Note: The flowering process can take energy out of the plant that could otherwise be directed to the plant's overall health. If you're uninterested in its blooms, consider snipping them off to help promote more stunning foliage!

The inflorescence of Maranta leuconeura 'Fascinator'.


Repot every three years in spring using either 'Houseplant' or 'Calathea & Maranta' labelled potting mix and the next sized pot with adequate drainage. Hydrate the plant 24hrs before tinkering with the roots to prevent the risk of transplant shock. For those that are situated in a darker location, add a thin layer of small grit in the pot's base to improve drainage and downplay over-watering. Click here for a detailed step-by-step guide on transplantation, or via this link to learn about repotting with root rot.

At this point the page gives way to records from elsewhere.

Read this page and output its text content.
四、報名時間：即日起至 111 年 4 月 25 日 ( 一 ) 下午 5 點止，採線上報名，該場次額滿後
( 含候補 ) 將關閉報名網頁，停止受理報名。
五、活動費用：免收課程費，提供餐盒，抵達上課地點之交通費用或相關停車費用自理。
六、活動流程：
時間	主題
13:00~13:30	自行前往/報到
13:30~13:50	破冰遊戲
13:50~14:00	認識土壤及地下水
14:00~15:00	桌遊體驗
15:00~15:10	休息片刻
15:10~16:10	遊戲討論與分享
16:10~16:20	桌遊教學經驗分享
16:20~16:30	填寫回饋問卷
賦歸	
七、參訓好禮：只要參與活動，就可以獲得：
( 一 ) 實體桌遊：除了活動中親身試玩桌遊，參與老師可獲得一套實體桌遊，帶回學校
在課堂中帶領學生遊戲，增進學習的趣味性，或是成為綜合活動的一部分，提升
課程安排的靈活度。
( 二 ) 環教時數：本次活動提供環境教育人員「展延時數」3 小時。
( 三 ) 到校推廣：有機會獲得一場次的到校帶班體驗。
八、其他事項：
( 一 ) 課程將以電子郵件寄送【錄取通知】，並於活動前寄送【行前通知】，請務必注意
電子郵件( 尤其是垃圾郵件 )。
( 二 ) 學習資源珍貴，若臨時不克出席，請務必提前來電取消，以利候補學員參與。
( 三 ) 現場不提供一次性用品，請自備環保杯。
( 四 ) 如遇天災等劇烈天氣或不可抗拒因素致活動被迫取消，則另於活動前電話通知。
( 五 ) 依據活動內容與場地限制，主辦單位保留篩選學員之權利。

If you're still unsure of what to do, don't hesitate to book a 1-to-1 call with THE HOUSEPLANT DOCTOR™ to get his expert advice on transplantation!

Pests & Diseases

Keep an eye out for mealybugs, spider mites, thrips, whitefly & root mealybugs that'll locate themselves in the cubbyholes and undersides of the leaves, with the exception of the latter in soil. Common diseases associated with Maranta are root rot, leaf-spot disease, botrytis, rust, powdery mildew & southern blight - click here to learn more about these issues.


Not known to be poisonous when consumed by pets and humans. If large quantities are eaten, it may result in vomiting, nausea and a loss of appetite.

Retail Locations

Garden Centres, DIY Stores & Online Stores.